Le « succès retentissant » de la révolution écologique est encore un autre mythe progressiste

par Kristoffer Mousten Hansen

L’un des principaux mythes du XXe siècle est le rôle bénin joué par les institutions internationales dirigées par les Américains après la Seconde Guerre mondiale. Les libéraux/progressistes américains, qui venaient d’imposer le New Deal dans les années 30 et de planifier et diriger une guerre mondiale, se sont tournés vers les affaires internationales : les États-Unis avaient une mission historique mondiale aux proportions messianiques – faire entrer les pays en développement dans la modernité en les refaisant (et tous les autres pays, d’ailleurs) à l’image de l’Amérique.

L’époque de la guerre froide a été marquée par de nombreux projets et organisations visant à concrétiser cette vision, de Bretton Woods et du Fonds monétaire international (FMI) dans le domaine de la finance internationale à l’Organisation du traité de l’Atlantique Nord (OTAN) dans le domaine militaire, en passant par le Congress for Cultural Freedom, financé par la CIA et utilisé pour diffuser une propagande progressiste et favorable aux États-Unis. Ces organisations ont toutes eu des influences principalement délétères, mais dans un domaine, l’interventionnisme américain est à ce jour universellement reconnu comme bénin : la révolution verte.

L’histoire officielle de la révolution écologique

La croissance démographique était considérée comme un problème majeur dans les années soixante. Paul Ehrlich, de l’université de Stanford, dans son ouvrage Population Bomb publié en 1968, prédisait une famine généralisée dès les années 70 et préconisait une action immédiate pour limiter la croissance démographique.

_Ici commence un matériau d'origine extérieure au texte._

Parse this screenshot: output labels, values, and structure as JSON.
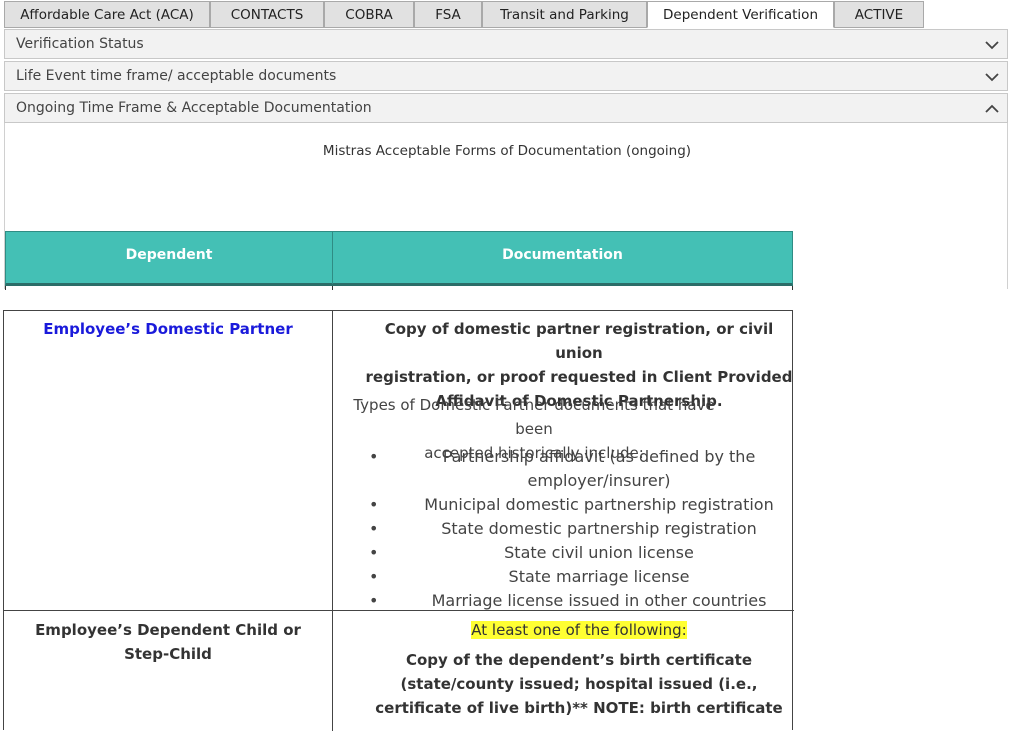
{
  "tabs": [
    {
      "label": "Affordable Care Act (ACA)",
      "active": false
    },
    {
      "label": "CONTACTS",
      "active": false
    },
    {
      "label": "COBRA",
      "active": false
    },
    {
      "label": "FSA",
      "active": false
    },
    {
      "label": "Transit and Parking",
      "active": false
    },
    {
      "label": "Dependent Verification",
      "active": true
    },
    {
      "label": "ACTIVE",
      "active": false
    }
  ],
  "accordion": [
    {
      "title": "Verification Status",
      "expanded": false
    },
    {
      "title": "Life Event time frame/ acceptable documents",
      "expanded": false
    },
    {
      "title": "Ongoing Time Frame & Acceptable Documentation",
      "expanded": true
    }
  ],
  "panel": {
    "subtitle": "Mistras Acceptable Forms of Documentation (ongoing)",
    "header": {
      "col1": "Dependent",
      "col2": "Documentation"
    }
  },
  "doc": {
    "row1": {
      "dependent": "Employee’s Domestic Partner",
      "bold_lines": [
        "Copy of domestic partner registration, or civil union",
        "registration, or proof requested in Client Provided",
        "Affidavit of Domestic Partnership."
      ],
      "intro_lines": [
        "Types of Domestic Partner documents that have been",
        "accepted historically include:"
      ],
      "bullets": [
        [
          "Partnership affidavit (as defined by the",
          "employer/insurer)"
        ],
        [
          "Municipal domestic partnership registration"
        ],
        [
          "State domestic partnership registration"
        ],
        [
          "State civil union license"
        ],
        [
          "State marriage license"
        ],
        [
          "Marriage license issued in other countries"
        ]
      ]
    },
    "row2": {
      "dependent_lines": [
        "Employee’s Dependent Child or",
        "Step-Child"
      ],
      "highlight": "At least one of the following:",
      "bold_lines": [
        "Copy of the dependent’s birth certificate",
        "(state/county issued; hospital issued (i.e.,",
        "certificate of live birth)** NOTE: birth certificate"
      ]
    }
  },
  "colors": {
    "header": "#44c0b5",
    "link": "#1a1adb",
    "highlight": "#ffff33"
  }
}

Le monde ne pouvait tout simplement pas nourrir une population humaine plus nombreuse. Bien qu’il soit principalement axé sur les dommages environnementaux causés par l’utilisation de pesticides, le célèbre livre de Rachel Carson, Printemps silencieux, publié en 1962, présente des arguments similaires. La population humaine est vouée à continuer de croître, ce qui entraînera des souffrances indicibles et des dommages environnementaux.

Dans les années 1960, l’Inde représentait un danger majeur et imminent : toujours au bord de la famine, seules les importations massives de blé américain tenaient le spectre de décès en masse à l’écart. Puis, en 1965, la catastrophe a frappé : la sécheresse qui a sévi dans la majeure partie du sous-continent a fait échouer la récolte indienne. La sécheresse se prolongeant les deux années suivantes, il semble que les prédictions d’Ehrlich et des autres néo-malthusiens se soient réalisées.

Puis, un miracle s’est produit : un homme est apparu, un véritable demi-dieu, à en juger par le culte qui lui est rendu par les normies [adeptes de Norman Borlaug] contemporains. Norman E. Borlaug, le père de la Révolution verte, menait depuis les années 40 des recherches et sélectionnait de nouvelles variétés de blé au Mexique, initialement financées par la Fondation Rockefeller et, après 1964, en tant que responsable du Centre international d’amélioration du maïs et du blé (Centro Internacional de Mejoramiento de Maíz y Trigo, CIMMYT, initialement financé par les Fondations Rockefeller et Ford et le gouvernement mexicain).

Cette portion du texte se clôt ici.